Ikea just started to selling cheap Thread devices. It will soon be mainstream to have IPv6 devices in your home network.
charlesbarbier
·il y a 7 mois·discuss
I didn't express myself well but what I meant by force is that by building a standardized to automate way manage certificate, ACME imposed itself and became mandatory.

Previously, most CA had no programmatic way to order certificate, it was all done manually.

As far as I know, the only providers with that would let you automate certificate provisioning at the time where Comodo, GlobalSign and Digicert.

They all had their own quirky API. Just to give you an idea, we ended up selecting GlobalSign at Shopify a few years before LetsEncrypt, and it was this SOAP nightmare: https://www.globalsign.com/en/repository/GlobalSign_Client_A...

At first none of them were warm at the idea of providing an ACME endpoint. I'm assuming part of it is the cost of implementing it but they probably liked the stickiness of their custom APIs too tied to million dollars contracts.

Nowadays they all implement ACME. At some point, they where effectively forced to implement it to acquire new customers and keep their existing base around because nobody would accept poorly designed custom made protocol anymore.
charlesbarbier
·il y a 7 mois·discuss
They are definitively not the most shady organization in the CA/Browser Forum.
charlesbarbier
·il y a 7 mois·discuss
Not sure if there is a point to "keep things in Europe" when it come to certificate authority.

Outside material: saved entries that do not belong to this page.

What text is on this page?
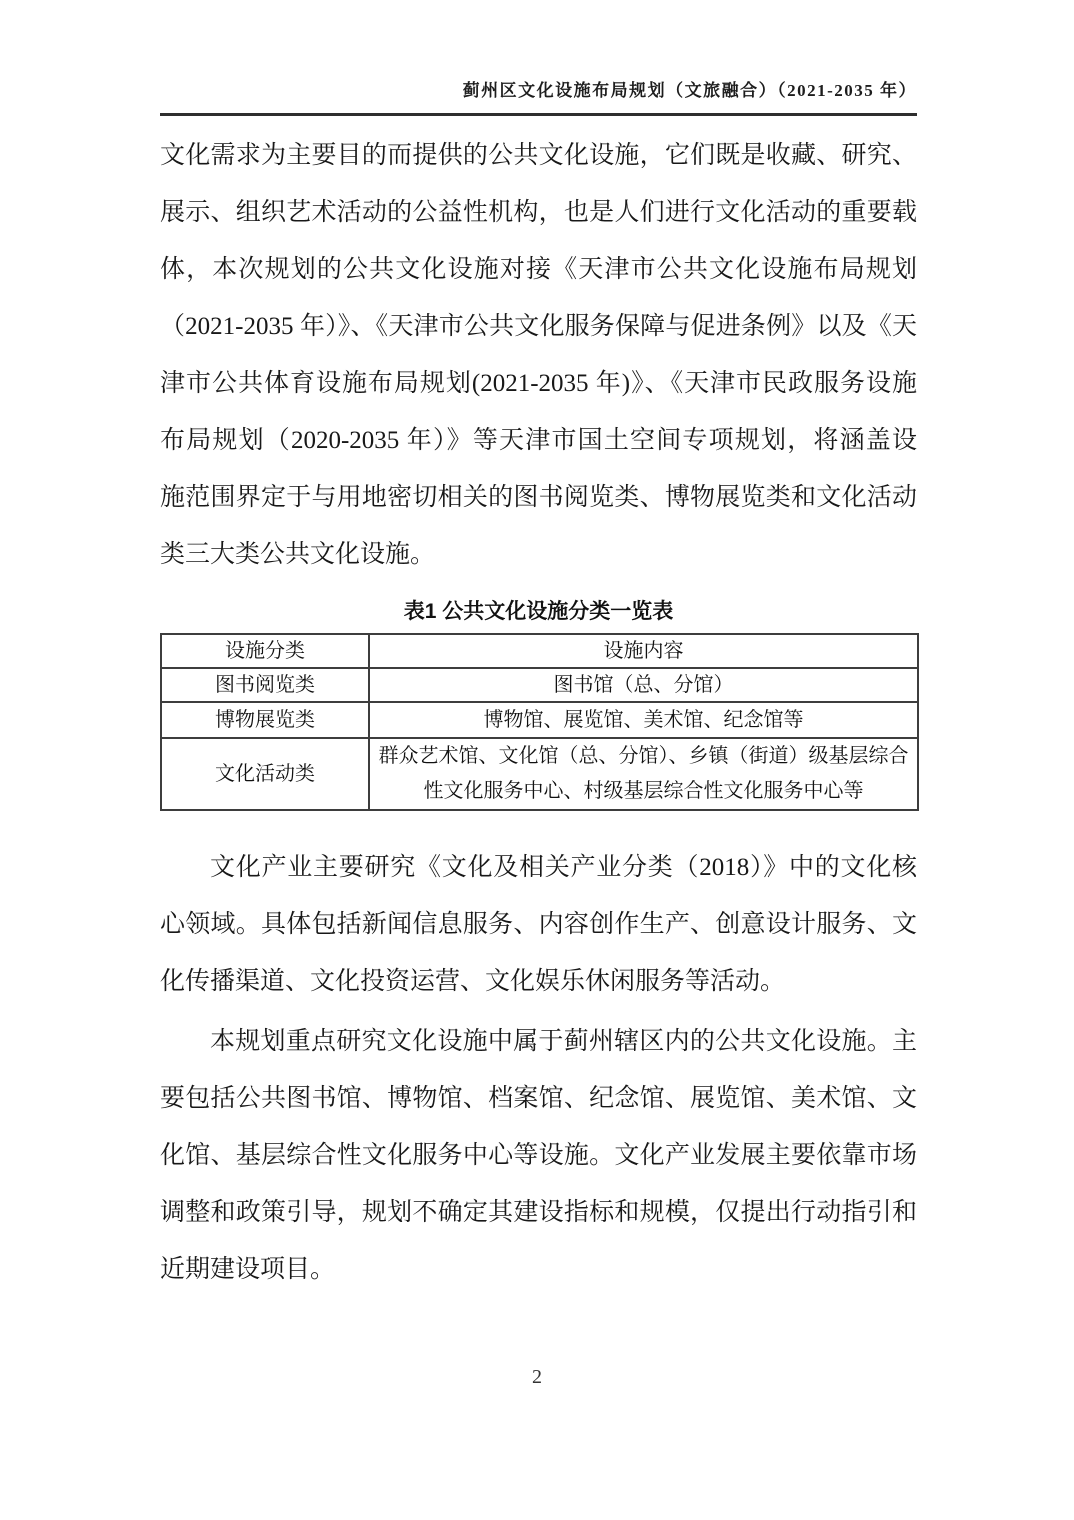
蓟州区文化设施布局规划（文旅融合）（2021-2035 年）
文化需求为主要目的而提供的公共文化设施，它们既是收藏、研究、
展示、组织艺术活动的公益性机构，也是人们进行文化活动的重要载
体，本次规划的公共文化设施对接《天津市公共文化设施布局规划
（2021-2035 年）》、《天津市公共文化服务保障与促进条例》以及《天
津市公共体育设施布局规划(2021-2035 年)》、《天津市民政服务设施
布局规划（2020-2035 年）》等天津市国土空间专项规划，将涵盖设
施范围界定于与用地密切相关的图书阅览类、博物展览类和文化活动
类三大类公共文化设施。
表1 公共文化设施分类一览表
设施分类	设施内容
图书阅览类	图书馆（总、分馆）
博物展览类	博物馆、展览馆、美术馆、纪念馆等
文化活动类	群众艺术馆、文化馆（总、分馆）、乡镇（街道）级基层综合性文化服务中心、村级基层综合性文化服务中心等
文化产业主要研究《文化及相关产业分类（2018）》中的文化核
心领域。具体包括新闻信息服务、内容创作生产、创意设计服务、文
化传播渠道、文化投资运营、文化娱乐休闲服务等活动。
本规划重点研究文化设施中属于蓟州辖区内的公共文化设施。主
要包括公共图书馆、博物馆、档案馆、纪念馆、展览馆、美术馆、文
化馆、基层综合性文化服务中心等设施。文化产业发展主要依靠市场
调整和政策引导，规划不确定其建设指标和规模，仅提出行动指引和
近期建设项目。
2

- LetsEncrypt don't have the private key tied to your certificate - Any of the Certificate Authorities could potentially emit unauthorized certificate

Your only protection for all of these problems is HPKP. If you prefer to keep things in Europe, keep that pinned private key in Europe, but the rest doesn't matter.

That said, it's pretty nice that LetsEncrypt forced the ACME protocol on this industry. Not only it create redundancy with mostly interchangeable alternatives but before ACME, there was no way to fully automate certificate provisioning cleanly.
charlesbarbier
·il y a 7 mois·discuss
It was a red herring the entire time. At Shopify we made experiment regarding conversion between regular certs and EV before they stop being displayed and there was no significant difference. The users don't notice the absence of the fancier green lock.